The last thing I want is to cater to them but I do want and need them to eat – and sometimes in a somewhat timely fashion. It seems like such a simple thing to me…it’s food, just put it in your mouth. Chew it, swallow it and go onto the next bite. Why does it need to be complicated?
Just. Eat. Something.
It’s an endless battle I tire of fighting.
When I find myself getting really frustrated, it helps to flash back to a scene at my aunt and uncle’s house when I was roughly 4 years old. I was told to eat everything on my plate or I wouldn’t be able to play with my cousins. I remember being so repulsed by the sight of the food on my plate that I refused to give in to their awful demand of eating it. I sat in that chair bored out of my mind for the entire night, which felt like an eternity to me. But nothing in the world was worth eating that meat, green beans and potato salad staring back up at me. I don’t even remember feeling starved or upset they wouldn’t give me something else. I would have gladly gone without dinner as long as I didn’t have to eat that.

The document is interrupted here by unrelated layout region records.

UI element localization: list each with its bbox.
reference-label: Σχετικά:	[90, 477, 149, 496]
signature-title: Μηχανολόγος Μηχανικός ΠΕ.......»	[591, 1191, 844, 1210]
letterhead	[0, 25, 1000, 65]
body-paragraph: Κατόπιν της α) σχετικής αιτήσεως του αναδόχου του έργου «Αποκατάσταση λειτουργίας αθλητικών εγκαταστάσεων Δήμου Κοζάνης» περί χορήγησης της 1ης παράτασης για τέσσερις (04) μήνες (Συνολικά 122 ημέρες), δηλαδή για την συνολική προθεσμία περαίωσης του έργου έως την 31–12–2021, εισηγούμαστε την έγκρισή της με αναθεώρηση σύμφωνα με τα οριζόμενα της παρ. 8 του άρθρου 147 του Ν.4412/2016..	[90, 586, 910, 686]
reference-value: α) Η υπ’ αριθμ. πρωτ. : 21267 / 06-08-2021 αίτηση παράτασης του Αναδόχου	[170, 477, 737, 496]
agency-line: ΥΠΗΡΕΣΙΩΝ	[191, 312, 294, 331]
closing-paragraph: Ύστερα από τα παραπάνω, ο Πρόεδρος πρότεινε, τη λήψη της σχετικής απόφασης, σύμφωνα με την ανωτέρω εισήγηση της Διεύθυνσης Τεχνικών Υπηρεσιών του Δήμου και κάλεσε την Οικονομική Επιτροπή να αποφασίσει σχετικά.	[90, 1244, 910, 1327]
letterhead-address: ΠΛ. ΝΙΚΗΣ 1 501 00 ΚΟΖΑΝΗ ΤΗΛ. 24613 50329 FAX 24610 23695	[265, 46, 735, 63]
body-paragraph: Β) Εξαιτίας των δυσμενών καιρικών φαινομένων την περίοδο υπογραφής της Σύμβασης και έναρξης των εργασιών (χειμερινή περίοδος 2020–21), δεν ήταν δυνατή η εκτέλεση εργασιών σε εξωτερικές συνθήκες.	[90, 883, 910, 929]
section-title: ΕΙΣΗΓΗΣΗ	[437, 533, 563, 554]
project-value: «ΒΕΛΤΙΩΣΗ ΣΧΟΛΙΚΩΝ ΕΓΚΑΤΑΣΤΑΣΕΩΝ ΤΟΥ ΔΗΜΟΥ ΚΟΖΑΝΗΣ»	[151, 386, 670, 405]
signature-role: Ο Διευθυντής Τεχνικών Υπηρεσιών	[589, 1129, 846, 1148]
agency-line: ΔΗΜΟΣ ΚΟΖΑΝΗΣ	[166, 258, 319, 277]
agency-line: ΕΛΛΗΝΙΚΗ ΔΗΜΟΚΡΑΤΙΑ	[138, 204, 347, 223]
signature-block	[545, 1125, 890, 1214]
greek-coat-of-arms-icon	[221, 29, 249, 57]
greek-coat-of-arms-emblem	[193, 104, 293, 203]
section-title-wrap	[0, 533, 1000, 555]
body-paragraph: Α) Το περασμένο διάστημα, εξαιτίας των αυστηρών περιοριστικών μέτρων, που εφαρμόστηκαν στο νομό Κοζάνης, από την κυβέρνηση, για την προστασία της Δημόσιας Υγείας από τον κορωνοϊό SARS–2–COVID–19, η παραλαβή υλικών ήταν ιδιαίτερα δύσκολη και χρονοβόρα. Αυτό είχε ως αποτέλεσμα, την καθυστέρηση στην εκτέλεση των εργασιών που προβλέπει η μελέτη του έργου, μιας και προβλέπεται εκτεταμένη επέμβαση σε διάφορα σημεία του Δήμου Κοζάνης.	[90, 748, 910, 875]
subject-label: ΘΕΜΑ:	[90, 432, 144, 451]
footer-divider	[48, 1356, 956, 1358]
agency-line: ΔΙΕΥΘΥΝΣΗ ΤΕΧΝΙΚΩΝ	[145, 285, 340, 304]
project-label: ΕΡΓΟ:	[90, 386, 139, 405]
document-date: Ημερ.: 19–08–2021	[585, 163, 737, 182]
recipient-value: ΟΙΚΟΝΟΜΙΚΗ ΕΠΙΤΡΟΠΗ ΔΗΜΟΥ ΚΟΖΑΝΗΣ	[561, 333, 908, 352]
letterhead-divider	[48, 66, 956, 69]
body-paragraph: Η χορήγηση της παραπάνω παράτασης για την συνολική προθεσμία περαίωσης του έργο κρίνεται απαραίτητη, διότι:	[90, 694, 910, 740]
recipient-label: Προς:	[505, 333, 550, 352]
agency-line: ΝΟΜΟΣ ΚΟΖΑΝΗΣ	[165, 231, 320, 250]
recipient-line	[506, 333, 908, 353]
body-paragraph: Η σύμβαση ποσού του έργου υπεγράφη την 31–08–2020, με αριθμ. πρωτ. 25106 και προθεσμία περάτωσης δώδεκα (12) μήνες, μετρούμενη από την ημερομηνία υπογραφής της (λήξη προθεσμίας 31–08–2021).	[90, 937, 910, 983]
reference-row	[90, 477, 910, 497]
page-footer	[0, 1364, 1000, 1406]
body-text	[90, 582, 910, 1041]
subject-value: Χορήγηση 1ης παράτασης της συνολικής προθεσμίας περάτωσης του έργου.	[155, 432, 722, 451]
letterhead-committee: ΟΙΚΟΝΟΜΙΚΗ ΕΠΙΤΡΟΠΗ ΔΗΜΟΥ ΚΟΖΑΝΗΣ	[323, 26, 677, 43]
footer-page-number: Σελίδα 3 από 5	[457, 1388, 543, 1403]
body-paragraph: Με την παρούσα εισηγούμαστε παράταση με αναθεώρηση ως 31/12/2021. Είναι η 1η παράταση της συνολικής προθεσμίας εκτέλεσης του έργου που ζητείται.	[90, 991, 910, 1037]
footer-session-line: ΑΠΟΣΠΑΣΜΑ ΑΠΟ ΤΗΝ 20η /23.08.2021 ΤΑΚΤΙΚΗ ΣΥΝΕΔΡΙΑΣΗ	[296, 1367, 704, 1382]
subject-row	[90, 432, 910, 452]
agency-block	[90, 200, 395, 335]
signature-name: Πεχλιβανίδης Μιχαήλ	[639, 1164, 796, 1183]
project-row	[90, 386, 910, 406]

So knowing how I felt as a child, you would think I’d have a little sympathy for my own kids when they refuse to try something new I set in front of them. But I rarely do. Some days I am aggravated beyond belief. Especially if it’s something they ate days before – this happens all the time with my youngest. One day he eats a cup of strawberries. The next day he spits them out with a disgusted look on his face. Same with grapes, pineapple and watermelon – and it even happened the other day with his beloved peanut butter crackers. Loves them one day and hates them the next…it’s such a mystery to me.
When they tried corn at the Thanksgiving meal at my daughter’s preschool celebration last year the teachers said every kid in the class tried it but mine. And that her reasoning was, “My mom doesn’t let me eat corn.” Which is, of course, not true. I don’t really even consider corn a vegetable, but it just shows how picky she is that she wouldn’t even take one bite!
My best friend always reminds me how her son refused to eat anything but a baked potato for dinner every night for 18 long months, and guess what? As a teen, his palate has obviously expanded and he eats like a normal, healthy person now, enjoying salads and a wide array of fruits and veggies.
Everything I have read on this topic says the best thing you can do for your kids is model good, healthy eating. So I try to not get too worked up…I can’t control what they eat. I can only control their choices. And if that means that sometimes they skip a meal because they won’t eat what I serve them for dinner (which usually includes foods I know they like), then they must not be that hungry after all. Or they truly are not feeling it that day and just want to play.
Either way, I am pretty convinced they will turn out just fine.